Cryptographic Hash Function
A process that computes a value (referred to as a hashword) from a particular data unit in a manner that, when a hashword is protected, manipulation of the data is detectable
Cryptographic Key
Used to encrypt or decrypt a message
Cryptographic Smart Card
A credit card-sized card that stores information on an integrated circuit (IC) or microprocessor chip contained in the card. A cryptographic smart card is designed to perform complex computations for functions such as encryptions using a math co-processor embedded in the chip. Private keys are generated directly on the crypto-smart card and encryption/digital signature functions take place on the card for greater security.
Cryptography
The science of applying mathematical theory in developing and advancing new algorithms and security procedures.
CryptoKI
See PKCS#11.
Cryptology
The science which deals with hidden, disguised, or encrypted communications.
Cryptoprocessor
Hardware part of some microcontrollers dedicated to complex encryption calculation (including exponential calculation). Essential for carrying out RSA calculations in a smart card. Not required with DES or AES calculations.
CSC
Contactless Smart Card.
CSH
Card Security Handler.
CSIS
Canadian Security Intelligence Service OR
Canadian Society for Industrial Security
CSM
Chip Security Module.
CSP
Cryptographic Service Provider.
CT2
Second-generation cordless telephone, also a wireless standard for short-range communication using low-powered portable handsets; it can be used for domestic purposes. business use (cordless PABX) and telepoint applications.
CUB
Card Block/Unblock Code) CUB is a card block/unblock data requesting process between the issuer and the MULTOS KMA. When the issuer requests CUB data (card block and/or unblock), the MULTOS KMA replies with CUB response data, which includes the Card Block MAC and/or Card Unblock MAC.

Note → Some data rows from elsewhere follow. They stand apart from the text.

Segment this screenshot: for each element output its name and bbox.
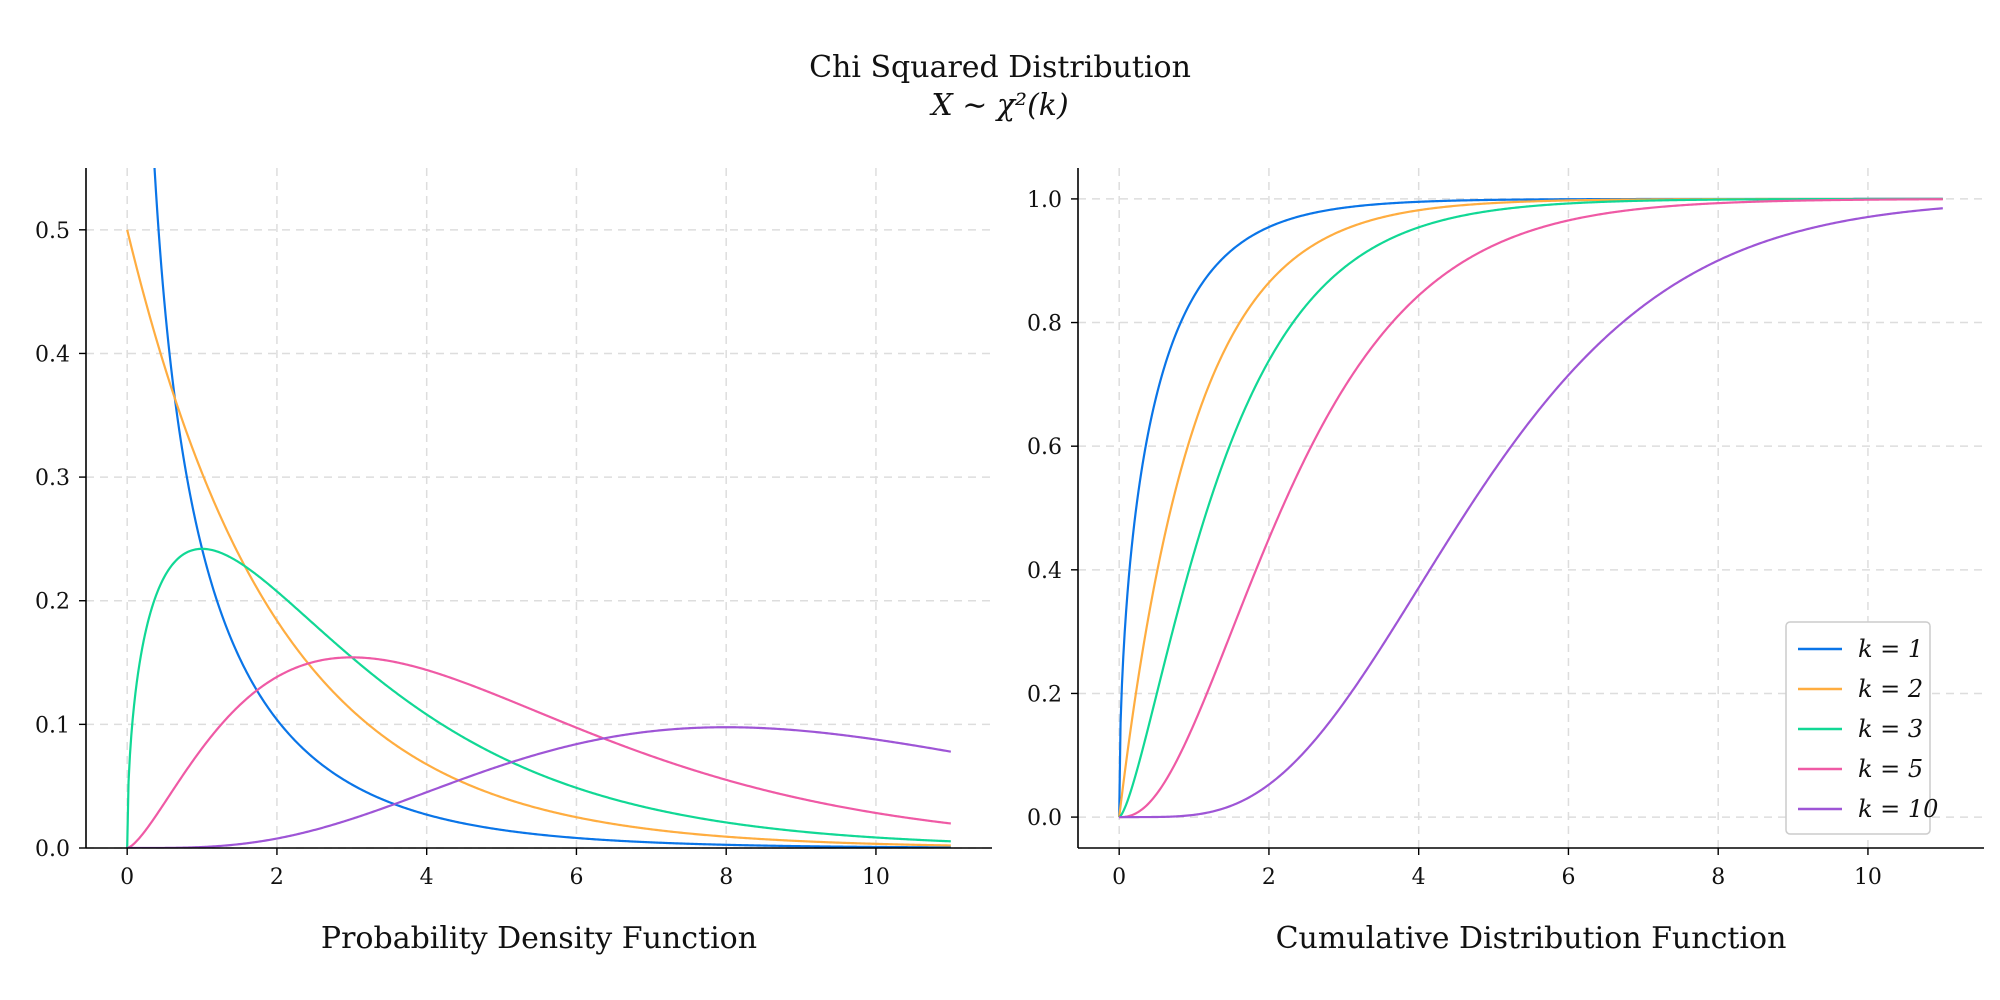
series-line-k-3 bbox=[1118, 197, 1943, 818]
figure-title: Chi Squared Distribution bbox=[809, 50, 1191, 85]
series-group bbox=[126, 168, 952, 848]
y-tick-label: 0.0 bbox=[35, 837, 70, 862]
legend-label: k = 1 bbox=[1858, 635, 1923, 663]
legend-label: k = 2 bbox=[1858, 675, 1923, 703]
x-tick-label: 8 bbox=[719, 865, 733, 890]
y-tick-label: 0.5 bbox=[35, 219, 70, 244]
series-line-k-3 bbox=[126, 547, 951, 848]
series-line-k-5 bbox=[1119, 198, 1943, 819]
x-tick-label: 4 bbox=[420, 865, 434, 890]
y-tick-label: 0.4 bbox=[1027, 559, 1062, 584]
x-tick-label: 2 bbox=[270, 865, 284, 890]
chart-panel-1: 0 2 4 6 8 10 0.0 0.1 0.2 0.3 0.4 0.5 Probability Den… bbox=[35, 168, 992, 956]
y-tick-label: 0.8 bbox=[1027, 312, 1062, 337]
legend-label: k = 3 bbox=[1858, 715, 1923, 743]
series-group bbox=[1118, 197, 1943, 819]
y-tick-label: 0.2 bbox=[1027, 682, 1062, 707]
x-tick-label: 6 bbox=[569, 865, 583, 890]
x-tick-label: 0 bbox=[120, 865, 134, 890]
x-tick-label: 10 bbox=[1854, 865, 1882, 890]
y-tick-label: 0.1 bbox=[35, 713, 70, 738]
y-tick-label: 0.4 bbox=[35, 342, 70, 367]
x-tick-label: 10 bbox=[862, 865, 890, 890]
x-axis-label: Cumulative Distribution Function bbox=[1276, 921, 1787, 956]
series-line-k-10 bbox=[127, 726, 952, 848]
series-line-k-2 bbox=[126, 229, 951, 847]
x-tick-label: 6 bbox=[1561, 865, 1575, 890]
x-tick-label: 2 bbox=[1262, 865, 1276, 890]
chart-panel-2: 0 2 4 6 8 10 0.0 0.2 0.4 0.6 0.8 1.0 Cumulative Dist… bbox=[1027, 168, 1984, 956]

The card operator requires these MACs when he wishes to send Card Block command supported in MULTOS primitive. The blocked card will not respond to any application select command, until it is unblocked
CUB response data
Which includes the Card Block MAC and/or Card Unblock MAC. The card operator requires these MACs when he wishes to send Card Block command supported in MULTOS primitive. The blocked card will not respond to any application select command, until it is unblocked
CVC
Card Verification Code.
CVM
Cardholder Verification Method. The means to verify the authenticity of a cardholder
CVV2
Card Verification Value (credit card fraud prevention mechanism)
Cyberspace:
Describes the world of connected computers and the society that gathers around them. Commonly known as the INTERNET.
Cyclic file
A type of file on a smart card that contains records such that the first record is returned when a read next command is issued on the last record; thus, the records form a ring and cycle from one to the next.